Doctor 'Report Cards' Not Last Word on Physician Performance
MONDAY, Sept. 13 -- Public information about U.S. doctors' education, certification and malpractice claims may not be enough to help patients determine whether a physician provides high-quality care, a new study suggests.
"To improve the quality of care received by their beneficiaries, some health plans use physician report cards and tiered physician networks to steer their members towards physicians who provide high-quality care. However, most patients do not have access to physician quality measures," wrote Rachel O. Reid, of the University of Pittsburgh and colleagues.
"Patients are therefore encouraged to use publicly available proxies for clinical performance when choosing a physician. The Agency for Healthcare Research and Quality advises patients to consult state medical boards and to seek information on board certification and training as a way to assess the quality of care physicians provide."

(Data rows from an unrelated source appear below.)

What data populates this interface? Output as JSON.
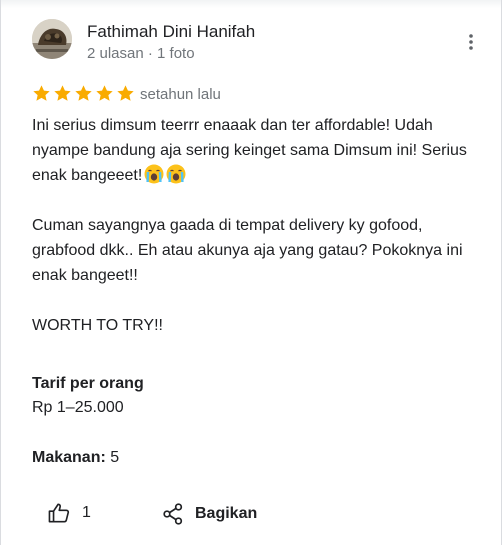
{
  "reviewer": {
    "name": "Fathimah Dini Hanifah",
    "meta": "2 ulasan · 1 foto",
    "avatar_icon": "profile-photo"
  },
  "menu": {
    "icon": "more-vert-icon"
  },
  "rating": {
    "stars": 5,
    "max": 5,
    "star_color": "#f9ab00",
    "time": "setahun lalu"
  },
  "review": {
    "paragraph1": "Ini serius dimsum teerrr enaaak dan ter affordable! Udah nyampe bandung aja sering keinget sama Dimsum ini! Serius enak bangeeet!",
    "emoji_icon": "loudly-crying-face",
    "paragraph2": "Cuman sayangnya gaada di tempat delivery ky gofood, grabfood dkk.. Eh atau akunya aja yang gatau? Pokoknya ini enak bangeet!!",
    "paragraph3": "WORTH TO TRY!!"
  },
  "details": {
    "price_label": "Tarif per orang",
    "price_value": "Rp 1–25.000",
    "food_label": "Makanan:",
    "food_value": "5"
  },
  "actions": {
    "like_count": "1",
    "share_label": "Bagikan"
  }
}
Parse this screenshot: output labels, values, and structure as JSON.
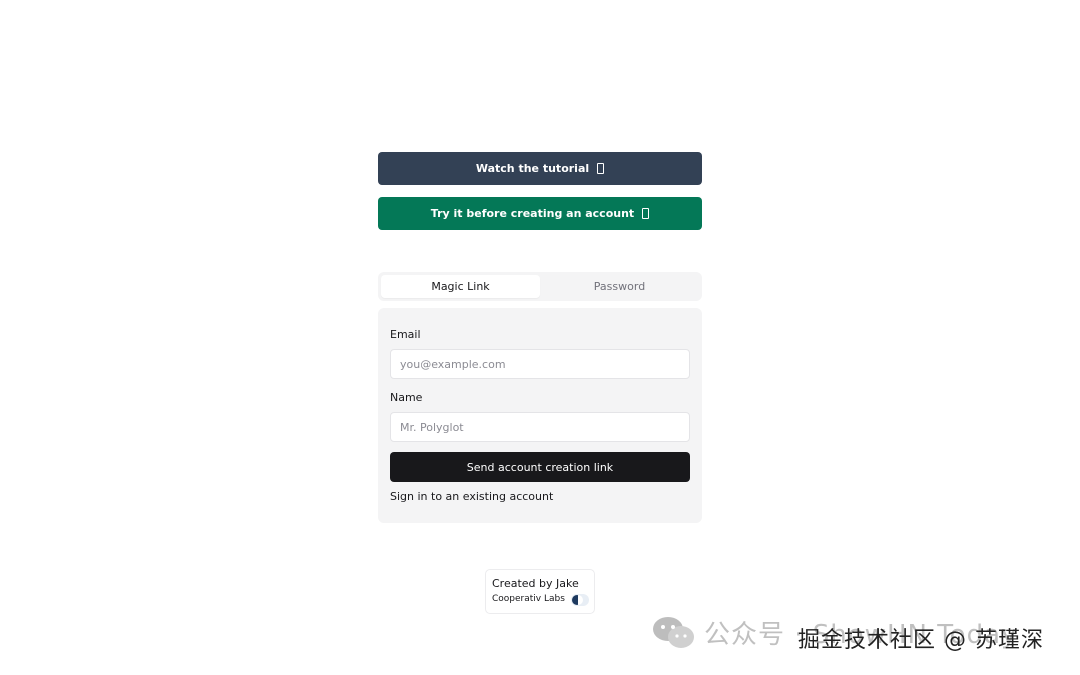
{
  "actions": {
    "tutorial_label": "Watch the tutorial",
    "try_label": "Try it before creating an account",
    "tutorial_color": "#334155",
    "try_color": "#047857"
  },
  "auth": {
    "tabs": [
      {
        "label": "Magic Link",
        "active": true
      },
      {
        "label": "Password",
        "active": false
      }
    ],
    "email_label": "Email",
    "email_placeholder": "you@example.com",
    "name_label": "Name",
    "name_placeholder": "Mr. Polyglot",
    "submit_label": "Send account creation link",
    "signin_link": "Sign in to an existing account"
  },
  "credit": {
    "created_by": "Created by Jake",
    "org": "Cooperativ Labs"
  },
  "watermark": {
    "line1": "公众号 · ShowHN Today",
    "line2": "掘金技术社区 @ 苏瑾深"
  }
}
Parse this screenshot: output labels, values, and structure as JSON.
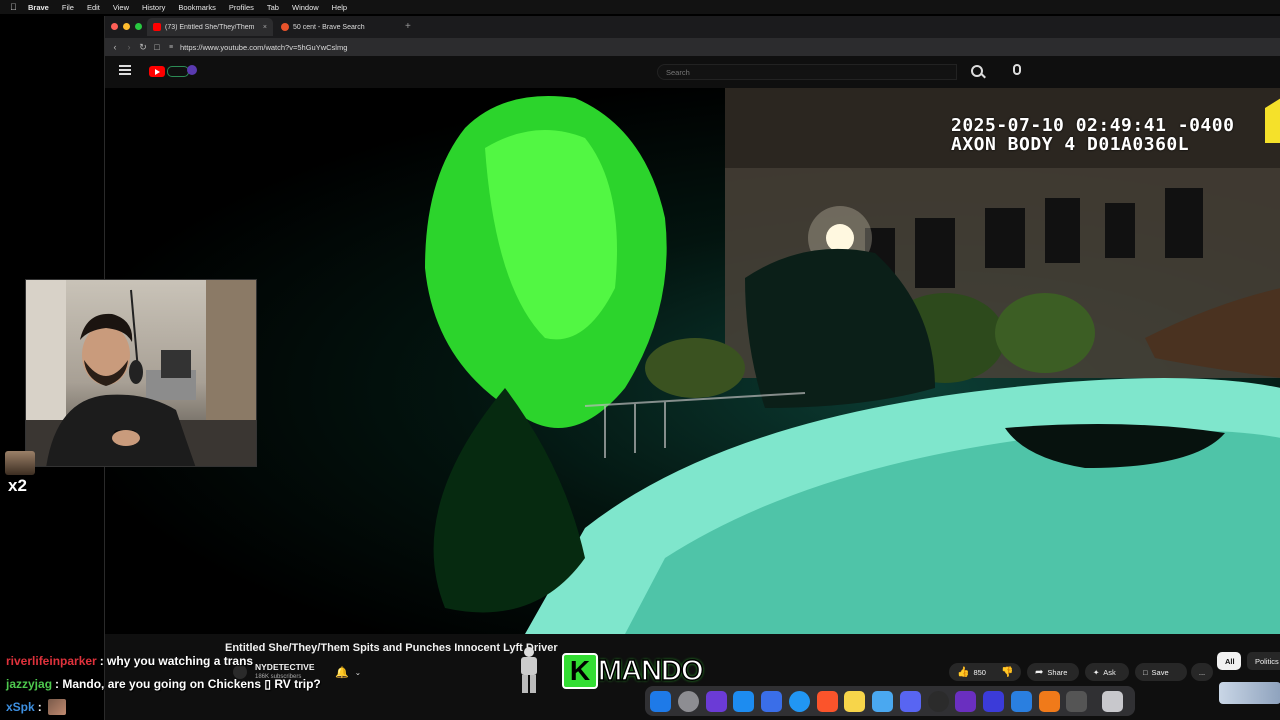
{
  "menubar": {
    "app_name": "Brave",
    "items": [
      "File",
      "Edit",
      "View",
      "History",
      "Bookmarks",
      "Profiles",
      "Tab",
      "Window",
      "Help"
    ]
  },
  "browser": {
    "tabs": [
      {
        "label": "(73) Entitled She/They/Them",
        "active": true
      },
      {
        "label": "50 cent - Brave Search",
        "active": false
      }
    ],
    "url": "https://www.youtube.com/watch?v=5hGuYwCslmg"
  },
  "youtube": {
    "search_placeholder": "Search",
    "video_overlay": {
      "timestamp": "2025-07-10 02:49:41 -0400",
      "device": "AXON BODY 4 D01A0360L"
    },
    "video_title": "Entitled She/They/Them Spits and Punches Innocent Lyft Driver",
    "channel": {
      "name": "NYDETECTIVE",
      "subscribers": "186K subscribers"
    },
    "actions": {
      "likes": "850",
      "share": "Share",
      "ask": "Ask",
      "save": "Save",
      "more": "..."
    },
    "chips": [
      "All",
      "Politics"
    ]
  },
  "stream_overlay": {
    "viewer_badge": "x2",
    "brand": "MANDO",
    "chat": [
      {
        "user": "riverlifeinparker",
        "message": ": why you watching a trans",
        "color": "#e0323c"
      },
      {
        "user": "jazzyjag",
        "message": ": Mando, are you going on Chickens ▯ RV trip?",
        "color": "#4ec94e"
      },
      {
        "user": "xSpk",
        "message": ":",
        "color": "#3d8fe0"
      }
    ]
  },
  "colors": {
    "accent_green": "#33dd33",
    "youtube_red": "#ff0000"
  }
}
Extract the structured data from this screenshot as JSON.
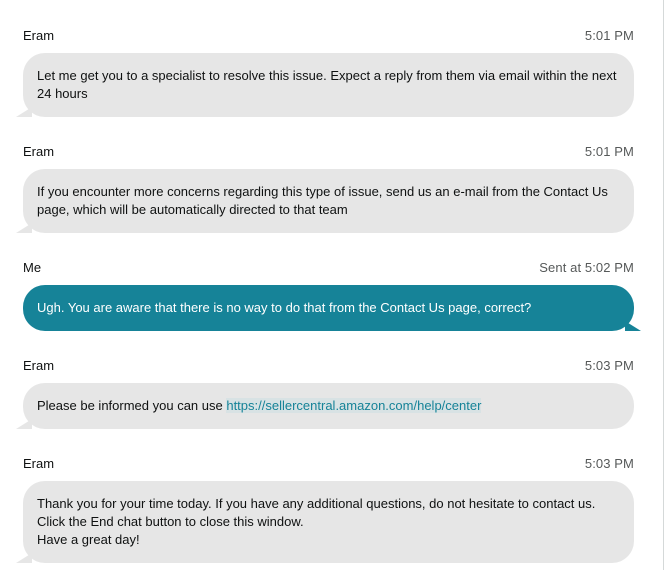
{
  "messages": [
    {
      "sender": "Eram",
      "time": "5:01 PM",
      "text": "Let me get you to a specialist to resolve this issue. Expect a reply from them via email within the next 24 hours"
    },
    {
      "sender": "Eram",
      "time": "5:01 PM",
      "text": "If you encounter more concerns regarding this type of issue, send us an e-mail from the Contact Us page, which will be automatically directed to that team"
    },
    {
      "sender": "Me",
      "time": "Sent at 5:02 PM",
      "text": "Ugh. You are aware that there is no way to do that from the Contact Us page, correct?"
    },
    {
      "sender": "Eram",
      "time": "5:03 PM",
      "text_prefix": "Please be informed you can use ",
      "link": "https://sellercentral.amazon.com/help/center"
    },
    {
      "sender": "Eram",
      "time": "5:03 PM",
      "lines": [
        "Thank you for your time today. If you have any additional questions, do not hesitate to contact us.",
        "Click the End chat button to close this window.",
        "Have a great day!"
      ]
    }
  ],
  "colors": {
    "incoming_bubble": "#e6e6e6",
    "outgoing_bubble": "#168398",
    "link": "#168398"
  }
}
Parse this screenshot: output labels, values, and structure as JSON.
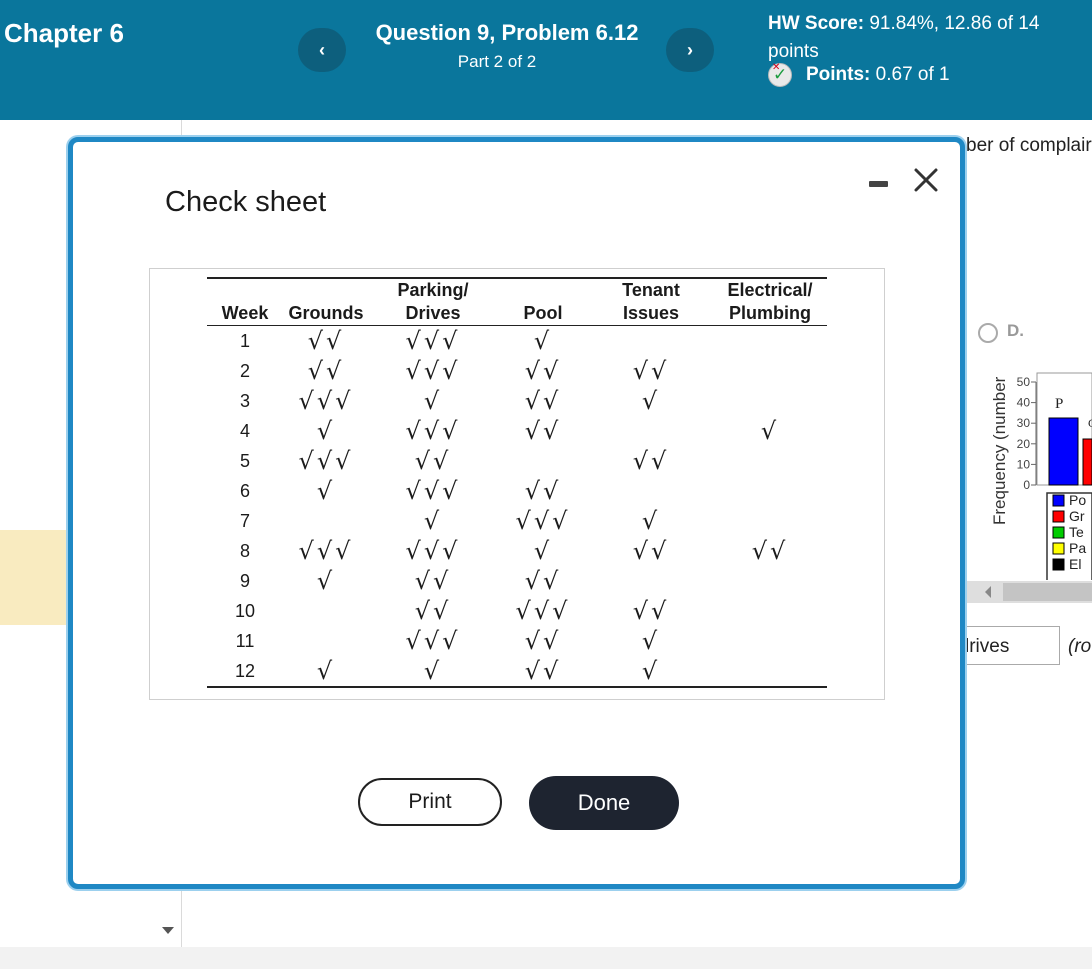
{
  "header": {
    "chapter": "Chapter 6",
    "question_title": "Question 9, Problem 6.12",
    "part": "Part 2 of 2",
    "prev_label": "‹",
    "next_label": "›",
    "hw_score_label": "HW Score:",
    "hw_score_value": "91.84%, 12.86 of 14 points",
    "points_label": "Points:",
    "points_value": "0.67 of 1"
  },
  "background": {
    "question_fragment": "ber of complair",
    "option_label": "D.",
    "chart": {
      "ylabel": "Frequency (number",
      "y_ticks": [
        "50",
        "40",
        "30",
        "20",
        "10",
        "0"
      ],
      "bar_label": "P",
      "bar_label_2": "C",
      "legend": [
        "Po",
        "Gr",
        "Te",
        "Pa",
        "El"
      ],
      "colors": [
        "#0000ff",
        "#ff0000",
        "#00cc00",
        "#ffff00",
        "#000000"
      ]
    },
    "answer_value": "lrives",
    "answer_suffix": "(ro"
  },
  "modal": {
    "title": "Check sheet",
    "table": {
      "headers": [
        [
          "",
          "Week"
        ],
        [
          "",
          "Grounds"
        ],
        [
          "Parking/",
          "Drives"
        ],
        [
          "",
          "Pool"
        ],
        [
          "Tenant",
          "Issues"
        ],
        [
          "Electrical/",
          "Plumbing"
        ]
      ],
      "rows": [
        {
          "week": "1",
          "grounds": "√√",
          "parking": "√√√",
          "pool": "√",
          "tenant": "",
          "electrical": ""
        },
        {
          "week": "2",
          "grounds": "√√",
          "parking": "√√√",
          "pool": "√√",
          "tenant": "√√",
          "electrical": ""
        },
        {
          "week": "3",
          "grounds": "√√√",
          "parking": "√",
          "pool": "√√",
          "tenant": "√",
          "electrical": ""
        },
        {
          "week": "4",
          "grounds": "√",
          "parking": "√√√",
          "pool": "√√",
          "tenant": "",
          "electrical": "√"
        },
        {
          "week": "5",
          "grounds": "√√√",
          "parking": "√√",
          "pool": "",
          "tenant": "√√",
          "electrical": ""
        },
        {
          "week": "6",
          "grounds": "√",
          "parking": "√√√",
          "pool": "√√",
          "tenant": "",
          "electrical": ""
        },
        {
          "week": "7",
          "grounds": "",
          "parking": "√",
          "pool": "√√√",
          "tenant": "√",
          "electrical": ""
        },
        {
          "week": "8",
          "grounds": "√√√",
          "parking": "√√√",
          "pool": "√",
          "tenant": "√√",
          "electrical": "√√"
        },
        {
          "week": "9",
          "grounds": "√",
          "parking": "√√",
          "pool": "√√",
          "tenant": "",
          "electrical": ""
        },
        {
          "week": "10",
          "grounds": "",
          "parking": "√√",
          "pool": "√√√",
          "tenant": "√√",
          "electrical": ""
        },
        {
          "week": "11",
          "grounds": "",
          "parking": "√√√",
          "pool": "√√",
          "tenant": "√",
          "electrical": ""
        },
        {
          "week": "12",
          "grounds": "√",
          "parking": "√",
          "pool": "√√",
          "tenant": "√",
          "electrical": ""
        }
      ]
    },
    "print_label": "Print",
    "done_label": "Done"
  }
}
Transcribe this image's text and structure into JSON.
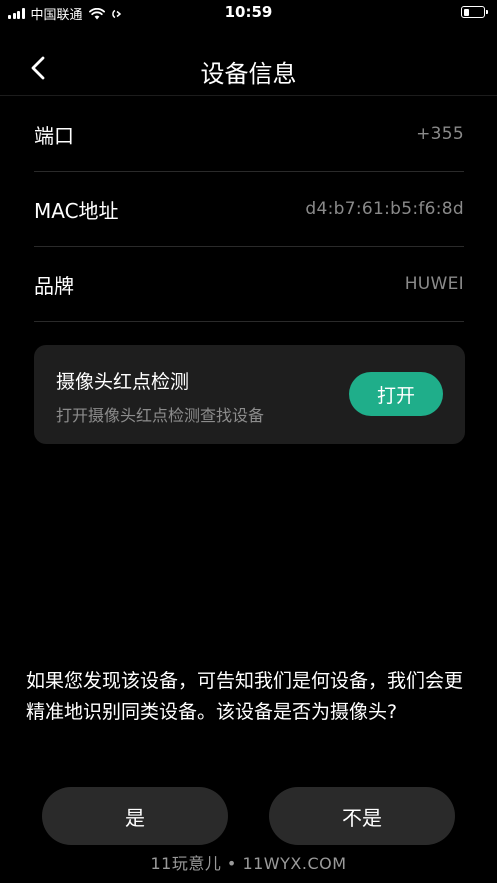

In this study, the researchers analyzed claims 2004-05 data from 1.13 million adult patients to calculate performance scores of 10,408 Massachusetts physicians. They then gathered information about the same doctors from the Massachusetts Board of Registration in Medicine.
They found that higher performance scores were associated with three characteristics: being female, board certification, and graduation from a domestic medical school. However, the researchers said there's little evidence to suggest that a patient would consistently receive better quality care by having a doctor with these three characteristics, noting that the average difference in performance scores for a male, non-certified and internationally trained physician was only 5.9 percent.
They also said they found no significant association between malpractice claims and performance score. This suggests that malpractice claims may have more to do with a physician's communication style and other attributes rather than negligent care.
"In conclusion, we found that individual physician characteristics are poor proxies for performance on clinical quality measures and are not well suited for use as such by patients," the researchers wrote. "Public reporting of individual physician quality data may provide the consumer with more valuable guidance when seeking providers of high-quality health care."
The study appears in the Sept. 13 issue of the Archives of Internal Medicine.